Free Monad of a Monad

I don't know what your definition of retract is, but given

retract :: Monad m => Free m a -> m a
retract (Pure a) = return a
retract (Impure fx) = fx >>= retract

and

liftF :: Functor f => f a -> Free f a
liftF fx = Impure (fmap Pure fx)

note that (proofs might be wrong, did them by hand and haven't checked them)

retract $ liftF x
= retract (Impure (fmap Pure x))
= (fmap Pure x) >>= retract
= (x >>= return . Pure) >>= retract
= x >>= \y -> (return $ Pure y) >>= retract
= x >>= \y -> (retract (Pure y))
= x >>= \y -> return y
= x >>= return
= x

so you have

retract (liftF x >>= liftF . f)
= retract ((Impure (fmap Pure x)) >>= liftF . f)
= retract $ Impure $ fmap (>>= liftF . f) $ fmap Pure x
= (fmap (>>= liftF . f) $ fmap Pure x) >>= retract
= (fmap (\y -> Pure y >>= liftF . f) x) >>= retract
= (fmap (liftF . f) x) >>= retract
= (liftM (liftF . f) x) >>= retract
= (x >>= return . liftF . f) >>= retract
= x >>= (\y -> (return $ liftF $ f y >>=  retract)
= x >>= (\y -> retract $ liftF $ f y)
= x >>= (\y -> retract . liftF $ f y)
= x >>= (\y -> f y)
= x >>= f

this does not mean that Free m a is isomorphic to m a, just that retract is really witness to a retraction. Note that liftF is not a monad morphism (return does not go to return). Free is functor in the category of functors, but it is not a monad in the category of monads (despite retract looking a lot like join and liftF looking a lot like return).

EDIT: Note that the retraction implies a sort of equivalence. Define

 ~ : Free m a -> Free m a -> Prop
 a ~ b = (retract a) ==_(m a) (retract b)

Then consider the quotient type Free m a/~. I assert that this type is isomorphic to m a.
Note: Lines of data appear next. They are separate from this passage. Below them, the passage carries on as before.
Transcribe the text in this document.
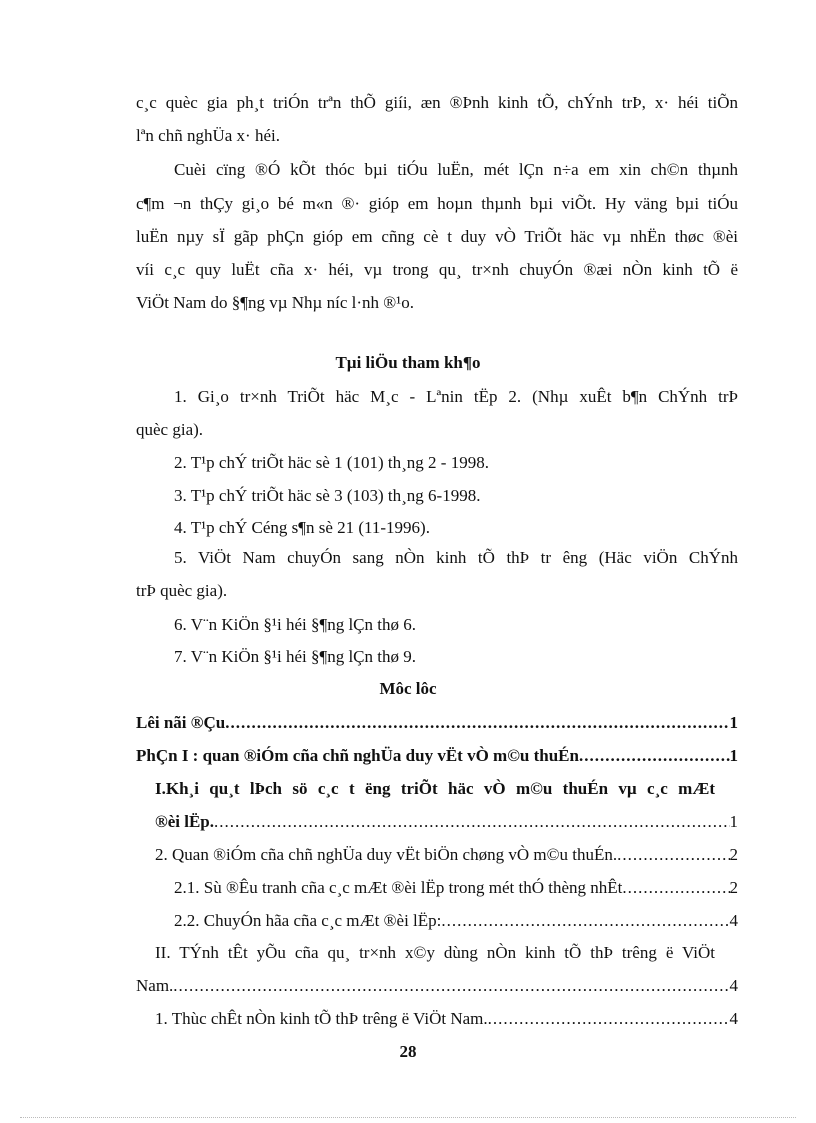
c¸c quèc gia ph¸t triÓn trªn thÕ giíi, æn ®Þnh kinh tÕ, chÝnh trÞ, x· héi tiÕn
lªn chñ nghÜa x· héi.
Cuèi cïng ®Ó kÕt thóc bµi tiÓu luËn, mét lÇn n÷a em xin ch©n thµnh
c¶m ¬n thÇy gi¸o bé m«n ®· gióp em hoµn thµnh bµi viÕt. Hy väng bµi tiÓu
luËn nµy sÏ gãp phÇn gióp em cñng cè t duy vÒ TriÕt häc vµ nhËn thøc ®èi
víi c¸c quy luËt cña x· héi, vµ trong qu¸ tr×nh chuyÓn ®æi nÒn kinh tÕ ë
ViÖt Nam do §¶ng vµ Nhµ níc l·nh ®¹o.
Tµi liÖu tham kh¶o
1. Gi¸o tr×nh TriÕt häc M¸c - Lªnin tËp 2. (Nhµ xuÊt b¶n ChÝnh trÞ
quèc gia).
2. T¹p chÝ triÕt häc sè 1 (101) th¸ng 2 - 1998.
3. T¹p chÝ triÕt häc sè 3 (103) th¸ng 6-1998.
4. T¹p chÝ Céng s¶n sè 21 (11-1996).
5. ViÖt Nam chuyÓn sang nÒn kinh tÕ thÞ tr êng (Häc viÖn ChÝnh
trÞ quèc gia).
6. V¨n KiÖn §¹i héi §¶ng lÇn thø 6.
7. V¨n KiÖn §¹i héi §¶ng lÇn thø 9.
Môc lôc
Lêi nãi ®Çu .....	1
PhÇn I : quan ®iÓm cña chñ nghÜa duy vËt vÒ m©u thuÉn .....	1
I.Kh¸i qu¸t lÞch sö c¸c t ëng triÕt häc vÒ m©u thuÉn vµ c¸c mÆt
®èi lËp. .....	1
2. Quan ®iÓm cña chñ nghÜa duy vËt biÖn chøng vÒ m©u thuÉn. .....	2
2.1. Sù ®Êu tranh cña c¸c mÆt ®èi lËp trong mét thÓ thèng nhÊt .....	2
2.2. ChuyÓn hãa cña c¸c mÆt ®èi lËp: .....	4
II. TÝnh tÊt yÕu cña qu¸ tr×nh x©y dùng nÒn kinh tÕ thÞ trêng ë ViÖt
Nam. .....	4
1. Thùc chÊt nÒn kinh tÕ thÞ trêng ë ViÖt Nam. .....	4
28
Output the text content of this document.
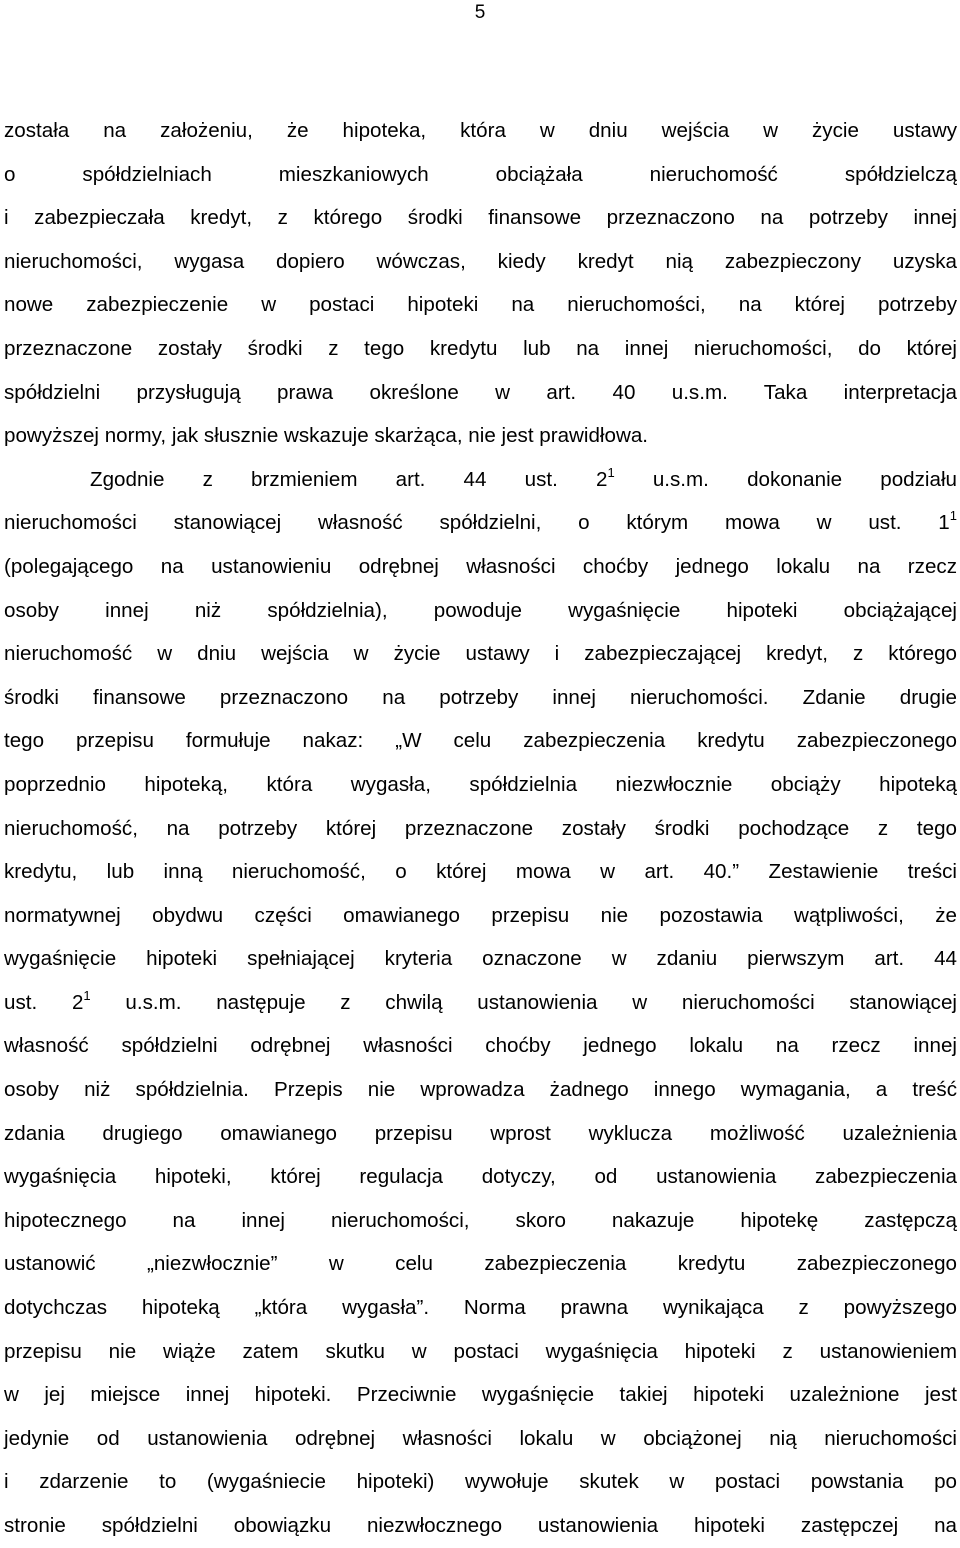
5
została na założeniu, że hipoteka, która w dniu wejścia w życie ustawy
o spółdzielniach mieszkaniowych obciążała nieruchomość spółdzielczą
i zabezpieczała kredyt, z którego środki finansowe przeznaczono na potrzeby innej
nieruchomości, wygasa dopiero wówczas, kiedy kredyt nią zabezpieczony uzyska
nowe zabezpieczenie w postaci hipoteki na nieruchomości, na której potrzeby
przeznaczone zostały środki z tego kredytu lub na innej nieruchomości, do której
spółdzielni przysługują prawa określone w art. 40 u.s.m. Taka interpretacja
powyższej normy, jak słusznie wskazuje skarżąca, nie jest prawidłowa.
Zgodnie z brzmieniem art. 44 ust. $2^1$ u.s.m. dokonanie podziału
nieruchomości stanowiącej własność spółdzielni, o którym mowa w ust. $1^1$
(polegającego na ustanowieniu odrębnej własności choćby jednego lokalu na rzecz
osoby innej niż spółdzielnia), powoduje wygaśnięcie hipoteki obciążającej
nieruchomość w dniu wejścia w życie ustawy i zabezpieczającej kredyt, z którego
środki finansowe przeznaczono na potrzeby innej nieruchomości. Zdanie drugie
tego przepisu formułuje nakaz: „W celu zabezpieczenia kredytu zabezpieczonego
poprzednio hipoteką, która wygasła, spółdzielnia niezwłocznie obciąży hipoteką
nieruchomość, na potrzeby której przeznaczone zostały środki pochodzące z tego
kredytu, lub inną nieruchomość, o której mowa w art. 40.” Zestawienie treści
normatywnej obydwu części omawianego przepisu nie pozostawia wątpliwości, że
wygaśnięcie hipoteki spełniającej kryteria oznaczone w zdaniu pierwszym art. 44
ust. $2^1$ u.s.m. następuje z chwilą ustanowienia w nieruchomości stanowiącej
własność spółdzielni odrębnej własności choćby jednego lokalu na rzecz innej
osoby niż spółdzielnia. Przepis nie wprowadza żadnego innego wymagania, a treść
zdania drugiego omawianego przepisu wprost wyklucza możliwość uzależnienia
wygaśnięcia hipoteki, której regulacja dotyczy, od ustanowienia zabezpieczenia
hipotecznego na innej nieruchomości, skoro nakazuje hipotekę zastępczą
ustanowić „niezwłocznie” w celu zabezpieczenia kredytu zabezpieczonego
dotychczas hipoteką „która wygasła”. Norma prawna wynikająca z powyższego
przepisu nie wiąże zatem skutku w postaci wygaśnięcia hipoteki z ustanowieniem
w jej miejsce innej hipoteki. Przeciwnie wygaśnięcie takiej hipoteki uzależnione jest
jedynie od ustanowienia odrębnej własności lokalu w obciążonej nią nieruchomości
i zdarzenie to (wygaśniecie hipoteki) wywołuje skutek w postaci powstania po
stronie spółdzielni obowiązku niezwłocznego ustanowienia hipoteki zastępczej na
Since (liftF (retract x)) ~ x because (retract . liftF . retract $ x) ==_(m a) retract x. Thus, the free monad over a monad is exactly that monad plus some extra data. This is exactly the same as the claim that [m] is "essentially the same" as m when m is m is a monoid.

That is, is the monad instance of a free monad build from a Functor which is also a Monad going to have an equivalent monad instance to the original Monad?

No. The free monad over any functor is a monad. Thus, it cannot magically know about the Monad instance when it exists. And it cannot also "guess" it, because the same functor may be made a Monad in different ways (e.g. a writer monad for different monoids).

Another reason is that it doesn't make much sense to ask whether these two monads have equivalent instances because they are not even isomorphic as types. For example, consider the free monad over the writer monad. It will be a list-like structure. What does it mean for these two instances to be equivalent?

Example of different monad instances

In case the above description isn't clear, here's an example of a type with many possible Monad instances.

data M a = M Integer a

bindUsing :: (Integer -> Integer -> Integer) -> M a -> (a -> M b) -> M b
bindUsing f (M n a) k =
  let M m b = k a
  in M (f m n) b

-- Any of the below instances is a valid Monad instance
instance Monad M where
  return x = M 0 x
  (>>=) = bindUsing (+)

instance Monad M where
  return x = M 1 x
  (>>=) = bindUsing (*)